Movies & TV Series Jerry Maguire (1996) : Some Facts of This Movie

Jerry Maguire (1996) : Some Facts of This Movie

The Super Bowl may be over, but football junkies like me can still get our fix of the game from Hollywood. Although not directly about the sport, Jerry Maguire features enough exciting action and fun cameos. It also proves to be one of the best romantic comedies of the 1990s. Jerry Maguire is that unique kind of film that appeals to men and women alike.  It can be considered both a chick flick and a sports movie. Maybe that is why the movie won the heart of critics and audiences alike when it was released in 1996, earning five Oscar nominations including Best Picture.

Tom Cruise plays slick sports agent Jerry Maguire. At the height of his career, Maguire’s conscience is challenged by the son of an injured hockey player and on one inspired night, he writes a “mission statement” defining what the future of the business should be. The part about “fewer clients, less money” doesn’t sit well with his superiors, however, and he soon finds himself out of a job and reduced to only two clients. When the number one pick in the NFL draft drops him the night before the draft, Jerry’s future is left in the hands of the talented, but mouthy wide receiver Rod Tidwell (Cuba Gooding Jr.).

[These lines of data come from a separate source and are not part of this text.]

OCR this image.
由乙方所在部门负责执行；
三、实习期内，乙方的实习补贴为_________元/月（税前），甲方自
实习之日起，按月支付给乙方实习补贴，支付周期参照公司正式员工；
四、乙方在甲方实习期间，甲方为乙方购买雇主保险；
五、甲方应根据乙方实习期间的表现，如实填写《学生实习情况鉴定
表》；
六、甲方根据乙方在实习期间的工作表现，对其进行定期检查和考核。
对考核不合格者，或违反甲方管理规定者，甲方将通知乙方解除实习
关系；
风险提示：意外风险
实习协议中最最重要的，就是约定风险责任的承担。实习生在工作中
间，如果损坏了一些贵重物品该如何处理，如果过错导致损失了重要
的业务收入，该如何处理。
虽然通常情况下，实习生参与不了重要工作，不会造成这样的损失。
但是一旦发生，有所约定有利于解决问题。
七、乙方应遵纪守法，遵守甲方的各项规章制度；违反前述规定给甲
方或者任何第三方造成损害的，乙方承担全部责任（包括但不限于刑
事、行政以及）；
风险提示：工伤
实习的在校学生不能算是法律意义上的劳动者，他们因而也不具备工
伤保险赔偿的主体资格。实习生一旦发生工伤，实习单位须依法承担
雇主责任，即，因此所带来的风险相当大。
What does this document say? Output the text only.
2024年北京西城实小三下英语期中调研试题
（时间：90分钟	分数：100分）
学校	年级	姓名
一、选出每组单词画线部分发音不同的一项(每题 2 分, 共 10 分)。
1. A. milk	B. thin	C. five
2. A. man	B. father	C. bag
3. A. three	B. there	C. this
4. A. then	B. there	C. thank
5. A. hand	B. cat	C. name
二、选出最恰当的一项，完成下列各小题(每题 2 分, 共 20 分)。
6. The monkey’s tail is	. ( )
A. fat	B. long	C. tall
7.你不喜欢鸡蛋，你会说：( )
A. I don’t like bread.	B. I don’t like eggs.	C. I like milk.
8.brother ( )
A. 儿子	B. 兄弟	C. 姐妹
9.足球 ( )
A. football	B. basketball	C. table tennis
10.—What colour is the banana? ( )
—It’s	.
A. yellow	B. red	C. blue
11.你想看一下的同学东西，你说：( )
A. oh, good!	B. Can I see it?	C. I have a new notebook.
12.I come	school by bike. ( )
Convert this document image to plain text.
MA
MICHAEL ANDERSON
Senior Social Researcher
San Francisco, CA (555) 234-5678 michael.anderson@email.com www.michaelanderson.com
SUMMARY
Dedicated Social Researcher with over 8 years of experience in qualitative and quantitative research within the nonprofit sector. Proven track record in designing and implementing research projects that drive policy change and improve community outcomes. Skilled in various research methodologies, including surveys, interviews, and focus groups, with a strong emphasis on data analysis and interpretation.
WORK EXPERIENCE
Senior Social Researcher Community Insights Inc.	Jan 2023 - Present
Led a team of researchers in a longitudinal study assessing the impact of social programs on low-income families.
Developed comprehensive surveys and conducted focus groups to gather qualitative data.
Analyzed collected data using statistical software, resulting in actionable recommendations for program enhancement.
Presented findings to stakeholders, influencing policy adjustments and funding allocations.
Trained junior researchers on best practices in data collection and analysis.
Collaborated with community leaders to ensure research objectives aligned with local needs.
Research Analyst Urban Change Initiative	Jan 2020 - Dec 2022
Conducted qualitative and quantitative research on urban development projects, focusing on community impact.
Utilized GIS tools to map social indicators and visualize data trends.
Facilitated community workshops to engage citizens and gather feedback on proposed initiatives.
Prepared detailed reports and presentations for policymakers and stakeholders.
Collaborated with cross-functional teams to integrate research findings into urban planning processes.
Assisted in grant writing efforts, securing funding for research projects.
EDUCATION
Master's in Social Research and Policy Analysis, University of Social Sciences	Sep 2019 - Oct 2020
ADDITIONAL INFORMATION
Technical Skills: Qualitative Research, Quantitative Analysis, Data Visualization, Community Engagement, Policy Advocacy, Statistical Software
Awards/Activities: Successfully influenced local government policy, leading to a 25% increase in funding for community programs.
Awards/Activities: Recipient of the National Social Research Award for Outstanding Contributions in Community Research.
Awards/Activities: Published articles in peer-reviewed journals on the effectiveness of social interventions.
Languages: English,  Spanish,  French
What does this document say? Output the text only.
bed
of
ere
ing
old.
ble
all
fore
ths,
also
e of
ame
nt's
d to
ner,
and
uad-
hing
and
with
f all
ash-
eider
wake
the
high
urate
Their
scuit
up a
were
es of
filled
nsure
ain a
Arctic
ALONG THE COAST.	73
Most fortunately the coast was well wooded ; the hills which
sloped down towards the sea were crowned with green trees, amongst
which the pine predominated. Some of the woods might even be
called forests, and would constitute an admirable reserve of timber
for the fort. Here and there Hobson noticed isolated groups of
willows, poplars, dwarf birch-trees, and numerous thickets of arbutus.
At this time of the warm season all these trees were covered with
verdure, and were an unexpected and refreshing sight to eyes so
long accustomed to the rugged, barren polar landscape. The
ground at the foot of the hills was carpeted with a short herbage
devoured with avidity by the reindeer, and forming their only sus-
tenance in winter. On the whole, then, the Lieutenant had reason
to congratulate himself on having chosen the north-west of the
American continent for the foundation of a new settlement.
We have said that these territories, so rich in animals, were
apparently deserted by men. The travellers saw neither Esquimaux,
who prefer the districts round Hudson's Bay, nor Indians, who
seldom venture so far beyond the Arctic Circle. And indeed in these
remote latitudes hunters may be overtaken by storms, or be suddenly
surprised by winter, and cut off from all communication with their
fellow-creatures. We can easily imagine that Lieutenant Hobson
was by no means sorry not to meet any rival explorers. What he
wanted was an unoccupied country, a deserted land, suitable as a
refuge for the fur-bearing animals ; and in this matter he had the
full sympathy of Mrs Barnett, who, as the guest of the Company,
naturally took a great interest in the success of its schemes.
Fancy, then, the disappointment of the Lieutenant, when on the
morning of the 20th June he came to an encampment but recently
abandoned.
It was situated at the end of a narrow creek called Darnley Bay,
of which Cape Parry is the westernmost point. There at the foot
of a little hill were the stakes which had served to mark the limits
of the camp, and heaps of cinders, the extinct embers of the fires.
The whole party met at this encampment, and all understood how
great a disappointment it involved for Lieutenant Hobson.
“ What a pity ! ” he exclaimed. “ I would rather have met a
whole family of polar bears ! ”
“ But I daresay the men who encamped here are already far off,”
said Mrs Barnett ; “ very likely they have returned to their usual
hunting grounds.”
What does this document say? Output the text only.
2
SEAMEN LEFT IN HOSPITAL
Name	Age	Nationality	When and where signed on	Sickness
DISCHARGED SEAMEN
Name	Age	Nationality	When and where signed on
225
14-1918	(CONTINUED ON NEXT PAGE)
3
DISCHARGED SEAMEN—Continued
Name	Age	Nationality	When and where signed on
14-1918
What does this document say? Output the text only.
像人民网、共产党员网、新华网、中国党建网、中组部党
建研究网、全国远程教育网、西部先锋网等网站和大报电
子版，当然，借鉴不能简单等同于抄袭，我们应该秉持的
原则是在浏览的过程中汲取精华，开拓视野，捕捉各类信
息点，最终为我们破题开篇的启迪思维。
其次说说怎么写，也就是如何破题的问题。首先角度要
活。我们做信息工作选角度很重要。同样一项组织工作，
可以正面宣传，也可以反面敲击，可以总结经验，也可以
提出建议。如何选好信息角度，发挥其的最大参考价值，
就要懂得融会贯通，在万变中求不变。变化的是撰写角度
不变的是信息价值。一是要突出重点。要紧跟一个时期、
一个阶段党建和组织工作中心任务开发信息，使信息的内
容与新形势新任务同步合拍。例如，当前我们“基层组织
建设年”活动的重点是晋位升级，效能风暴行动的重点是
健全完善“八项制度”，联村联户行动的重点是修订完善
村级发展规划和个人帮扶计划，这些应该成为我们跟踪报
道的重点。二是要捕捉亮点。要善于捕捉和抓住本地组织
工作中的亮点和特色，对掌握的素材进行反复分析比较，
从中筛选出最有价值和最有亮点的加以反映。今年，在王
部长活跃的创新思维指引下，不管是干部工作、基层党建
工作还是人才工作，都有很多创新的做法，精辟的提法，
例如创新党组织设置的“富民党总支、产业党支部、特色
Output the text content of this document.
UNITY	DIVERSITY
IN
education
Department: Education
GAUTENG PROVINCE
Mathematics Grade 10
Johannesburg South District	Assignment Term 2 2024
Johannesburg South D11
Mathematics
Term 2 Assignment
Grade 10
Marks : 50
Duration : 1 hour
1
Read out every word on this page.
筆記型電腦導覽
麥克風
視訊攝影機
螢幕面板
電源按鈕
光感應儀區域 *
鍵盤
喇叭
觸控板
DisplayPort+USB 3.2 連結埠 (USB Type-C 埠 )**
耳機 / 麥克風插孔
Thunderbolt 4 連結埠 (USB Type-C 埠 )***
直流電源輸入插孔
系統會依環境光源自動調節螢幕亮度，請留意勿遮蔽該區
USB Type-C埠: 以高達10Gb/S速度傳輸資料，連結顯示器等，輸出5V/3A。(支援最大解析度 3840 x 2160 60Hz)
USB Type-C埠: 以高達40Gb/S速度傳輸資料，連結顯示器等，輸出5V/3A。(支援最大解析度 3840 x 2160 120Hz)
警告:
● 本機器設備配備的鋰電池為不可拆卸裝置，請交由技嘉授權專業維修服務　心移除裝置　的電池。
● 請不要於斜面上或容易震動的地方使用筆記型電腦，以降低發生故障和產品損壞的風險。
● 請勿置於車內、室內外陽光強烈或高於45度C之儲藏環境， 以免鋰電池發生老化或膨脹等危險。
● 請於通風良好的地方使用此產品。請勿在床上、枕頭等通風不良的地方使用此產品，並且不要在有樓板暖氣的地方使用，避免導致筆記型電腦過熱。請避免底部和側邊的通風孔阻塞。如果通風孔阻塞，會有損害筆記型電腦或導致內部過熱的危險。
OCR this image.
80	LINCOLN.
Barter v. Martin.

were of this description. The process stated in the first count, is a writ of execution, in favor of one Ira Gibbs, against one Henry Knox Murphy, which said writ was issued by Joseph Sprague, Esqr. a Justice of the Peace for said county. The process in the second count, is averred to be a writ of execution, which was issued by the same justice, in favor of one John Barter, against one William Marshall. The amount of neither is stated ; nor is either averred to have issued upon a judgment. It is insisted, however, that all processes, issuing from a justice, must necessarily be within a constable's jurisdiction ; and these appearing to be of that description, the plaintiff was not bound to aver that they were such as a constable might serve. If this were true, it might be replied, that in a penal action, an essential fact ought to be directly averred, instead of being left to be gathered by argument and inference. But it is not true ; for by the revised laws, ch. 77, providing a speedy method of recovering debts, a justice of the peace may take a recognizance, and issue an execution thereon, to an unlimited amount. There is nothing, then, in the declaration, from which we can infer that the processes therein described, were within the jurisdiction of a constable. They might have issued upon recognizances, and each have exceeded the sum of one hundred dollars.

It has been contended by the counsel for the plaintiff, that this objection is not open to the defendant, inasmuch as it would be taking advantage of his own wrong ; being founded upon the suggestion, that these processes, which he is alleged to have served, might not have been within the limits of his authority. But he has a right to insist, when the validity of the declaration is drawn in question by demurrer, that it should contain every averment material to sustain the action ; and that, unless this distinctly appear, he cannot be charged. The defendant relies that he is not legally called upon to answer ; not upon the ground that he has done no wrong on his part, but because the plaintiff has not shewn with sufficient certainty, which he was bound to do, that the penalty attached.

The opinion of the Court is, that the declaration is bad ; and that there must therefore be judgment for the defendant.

The only other person in his life is Dorothy Boyd (Renee Zellweger), an accountant who followed Jerry on his new business adventure inspired by his “mission statement.”  Dorothy is a single mother and her son Ray (Jonathon Lipnicki) immediately hits it off with Jerry.  It isn’t long before she falls for Jerry herself.

There are scenes in this movie that are incredibly charming. Most of them involve Lipnicki, such as when he wants Jerry to give him a hug or when he bombards Jerry with facts about the human head and his neighbor’s rabbits. He also provides one of the film’s most heartbreaking moments when he tells Jerry to “go ahead and go.”

Jerry Maguire almost seems to be a turning point in the career of Tom Cruise. From then on, the superstar seems more grown-up in each of his films. I’m not quite sure how to explain what I mean, but it is almost as if Maguire was the equivalent of the bar exam.  Before he was just a law student, now he is a full blown lawyer. Whether a turning point or not, Jerry Maguire is definitely to the nineties what Top Gun was for Cruise in the eighties; it seems to define his persona for the decade. If anyone wanted a broad outline of Cruise’s career, they should start with those two films.

The movie was both directed and written by Cameron Crowe. The screenplay stands as one of the best in the past ten years, particularly in the romantic comedy genre. It isn’t often that a screenwriter can claim more than one popular catch phrase, but Crowe manages two in one movie.  “Show me the money” almost became a curse for Cuba Gooding Jr. The actor walked away with an Oscar for his performance but despite a few good supporting turns (As Good as it Gets; What Dreams May Come) and one good lead performance (Men of Honor) he hasn’t quite crawled out of “money” shadow.

Renee Zellweger, on the other hand, has ridden “you had me at hello” straight to the top of the A-list.  The actress, who before had starred in a handful of smaller films, earned a Golden Globe in 2000 for Nurse Betty, earned an Oscar nomination last year for Bridget Jones’ Diary and is getting great Oscar buzz this year for Chicago.

As an extra bonus, Seattle residents will find the movie loaded with plenty of local color.  Although the film does not take place anywhere near Seattle like Crowe’s previous film (Singles), you will find plenty of references to both the Seahawks and the Sonics and in a drunken speech Jerry calls himself the “king of the Kingdome.”  Even Dorothy’s coffee table is decorated with a replica of the Space Needle.

The Special Edition DVD of the film comes with plenty of extra features, but the highlight is a video commentary. On the bottom half of the screen we see the film and on the upper half we see Crowe, Cruise, Zellweger and Gooding watching the film, reacting to it and discussing it.  It’s a feature I haven’t seen on any other DVD but I would like to see it more often.

The movie is a delight to watch and after six years, it hasn’t lost a thing.  I give it an A.